Le langage quotidien prend parfois des aspects inattendus. Ils peuvent être déroutants et la fonction néologique étrangement attribuée à voilà a déjà été évoquée ici. En outre, l'usage qui est fait de l'adjectif improbable dans une sorte de volapük en plein essor pourrait aussi être commenté. Ils peuvent aussi s'appuyer, avec une telle vigueur, sur la concision et l'ellipse qu'ils engendrent bien souvent le doute le plus extrême. Ainsi, une formule semble farouchement accrochée aux habitudes des stations de radio et des chaînes de télévision, "les chevaux ont tous couru", pour introduire une activité, les résultats des courses hippiques, qui, d'ordinaire, semblent aussi passionnantes que l'évolution de la mode vestimentaire au Vatican.
Mais cette expression, à la fois abrupte et concise, dont on entend bien qu'elle tend à résumer l'état de fraîcheur des équidés, a quelque chose de mystérieux. Car, enfin, s'ils ont tous couru, d'une part ils sont entraînés dans ce but, d'autre part ils n'ont pas le choix, donc ils n'ont fait que leur devoir, somme toute. Comment interpréter ce "les chevaux ont tous couru" ? S'agit-il de dire que, pour, une fois, ils n'ont pas marché, ou mieux trotté, ou mieux encore galopé ? Ce qui serait relativement rassurant, car un cheval qui court, curieusement et bien malgré lui, devient humain. Ou bien cela signifierait-il qu'au préalable, il y aurait eu un mouvement de grève hippique, ce qui ferait d'eux des personnages d'un roman de George Orwell, industrial action comme disent nos amis les Grands Bretons dans cette formulation aseptisée et dénuée de sens? Cela implique-t-il qu'après négociations avec les entraîneurs, les chevaux ont accepté de participer à la course du jour ? Faut-il autrement y voir le signe d'une cohésion retrouvée ? Est-ce que cette fois on a "couru" d'un même élan, sans dissension et, bien évidemment, sans coup de pied en vache, et est-ce qu'on a vu une seule crinière et une seule paire de naseaux ? Ou alors il convient d'y déceler une forme de solidarité, de respect du public, pour reprendre une expression creuse dans l'air du temps, ils venaient de loin, d'Argentine pour les plus petits, du Caucase, d'Arabie pour les plus beaux, mais "ils ont tous couru", à la bonne heure !
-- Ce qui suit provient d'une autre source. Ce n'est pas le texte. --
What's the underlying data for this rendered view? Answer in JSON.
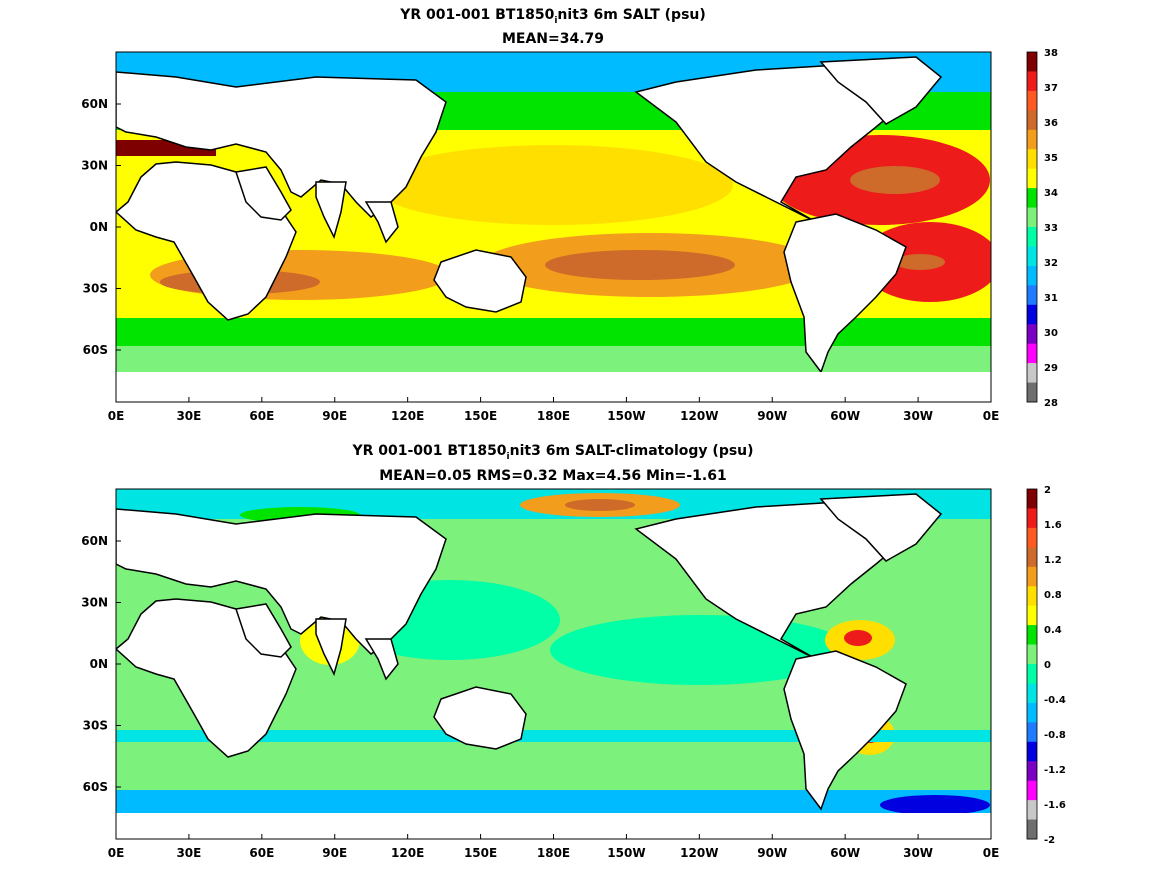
{
  "chart_data": [
    {
      "type": "heatmap",
      "panel": "top",
      "title": "YR 001-001 BT1850",
      "title_sub": "i",
      "title_rest": "nit3 6m SALT (psu)",
      "subtitle": "MEAN=34.79",
      "x_ticks": [
        "0E",
        "30E",
        "60E",
        "90E",
        "120E",
        "150E",
        "180E",
        "150W",
        "120W",
        "90W",
        "60W",
        "30W",
        "0E"
      ],
      "y_ticks": [
        "60N",
        "30N",
        "0N",
        "30S",
        "60S"
      ],
      "colorbar": {
        "labels": [
          "38",
          "37",
          "36",
          "35",
          "34",
          "33",
          "32",
          "31",
          "30",
          "29",
          "28"
        ],
        "colors": [
          "#7f0000",
          "#ee1b1b",
          "#ff5a22",
          "#ce6a2a",
          "#f29d1c",
          "#ffdf00",
          "#ffff00",
          "#00e400",
          "#7cf27c",
          "#00ffa6",
          "#00e4e4",
          "#00bbff",
          "#1f7bff",
          "#0000e0",
          "#7a00c4",
          "#ff00ff",
          "#c8c8c8",
          "#6e6e6e"
        ]
      }
    },
    {
      "type": "heatmap",
      "panel": "bottom",
      "title": "YR 001-001 BT1850",
      "title_sub": "i",
      "title_rest": "nit3 6m SALT-climatology (psu)",
      "subtitle": "MEAN=0.05   RMS=0.32   Max=4.56   Min=-1.61",
      "x_ticks": [
        "0E",
        "30E",
        "60E",
        "90E",
        "120E",
        "150E",
        "180E",
        "150W",
        "120W",
        "90W",
        "60W",
        "30W",
        "0E"
      ],
      "y_ticks": [
        "60N",
        "30N",
        "0N",
        "30S",
        "60S"
      ],
      "colorbar": {
        "labels": [
          "2",
          "1.6",
          "1.2",
          "0.8",
          "0.4",
          "0",
          "-0.4",
          "-0.8",
          "-1.2",
          "-1.6",
          "-2"
        ],
        "colors": [
          "#7f0000",
          "#ee1b1b",
          "#ff5a22",
          "#ce6a2a",
          "#f29d1c",
          "#ffdf00",
          "#ffff00",
          "#00e400",
          "#7cf27c",
          "#00ffa6",
          "#00e4e4",
          "#00bbff",
          "#1f7bff",
          "#0000e0",
          "#7a00c4",
          "#ff00ff",
          "#c8c8c8",
          "#6e6e6e"
        ]
      }
    }
  ]
}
Voilà bien une formulation qui laisse rêveur. Dirait-on, à l'issue d'une étape de la farandole de l'industrie pharmaceutique, le Tour de France donc, que les cyclistes ont tous pédalé ? S'aventurerait-on à dire aussi qu'au terme d'une journée de championnat de France de football de Ligue 1, que les footballeurs ont tous joué au football ? Là, c'est curieux, mais on ne rêve plus.